"When my son was there (in Iraq) I was asking the questions he had but couldn't ask." (Vicky Monk)
Vicky doesn't mind lying about her son's feeling about serving does she?
http://seattlepi.nwsource.com/local/151822_clyke10.html
Wow, am I glad that you posted that article!!!!!
This little tidbit struck me. In the face. "Her attitudes on war were shaped in high school, when she thumbed through a Life magazine and opened to a spread on the My Lai massacre in Vietnam."
Why, you ask? (OK, you didn't, but I'm going to tell you anyway ; )
It struck me because I was shaped by the very same experience. I opened the Life Magazine myself. I wasn't in high school, though, I was 12.
I remember the evening very, very, vividly. Because I could not, nor could my mother, quell my tears or anger.
How, then, did I end up adamantly on the other side of the fence from this woman?
Perhaps, it was because I was guided to develop some critical thinking skills an using a little logic on the way to Oz, got a brain.

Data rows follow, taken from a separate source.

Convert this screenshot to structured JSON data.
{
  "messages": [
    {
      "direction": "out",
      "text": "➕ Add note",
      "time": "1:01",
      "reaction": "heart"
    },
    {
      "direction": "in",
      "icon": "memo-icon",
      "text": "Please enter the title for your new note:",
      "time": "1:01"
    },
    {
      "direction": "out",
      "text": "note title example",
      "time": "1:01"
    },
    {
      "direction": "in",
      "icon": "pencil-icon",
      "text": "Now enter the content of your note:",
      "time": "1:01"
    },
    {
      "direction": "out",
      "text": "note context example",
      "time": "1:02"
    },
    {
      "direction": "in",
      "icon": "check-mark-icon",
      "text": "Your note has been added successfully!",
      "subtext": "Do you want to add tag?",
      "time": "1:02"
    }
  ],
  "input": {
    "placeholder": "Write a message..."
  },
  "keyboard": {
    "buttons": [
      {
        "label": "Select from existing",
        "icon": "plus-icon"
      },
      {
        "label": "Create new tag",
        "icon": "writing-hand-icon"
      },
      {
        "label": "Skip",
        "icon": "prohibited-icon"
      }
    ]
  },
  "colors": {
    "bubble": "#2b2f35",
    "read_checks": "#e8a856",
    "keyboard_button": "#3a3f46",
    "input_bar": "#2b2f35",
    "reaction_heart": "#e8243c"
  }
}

Neither does Mother Moonbat. She never mentions that her "son" was a 24 year old ADULT Man! She never mentions that he enlisted, reached the end of his enlistment, re-enlisted and VOLUNTEERED for a dangerous rescue mission apart from the mechanics job he held. That makes the man a hero, in this aging Veterans mind. It makes Mother Moonbat just another left-winged moron who doesn't mind dancing on her hero son's grave to grab attention all to herself.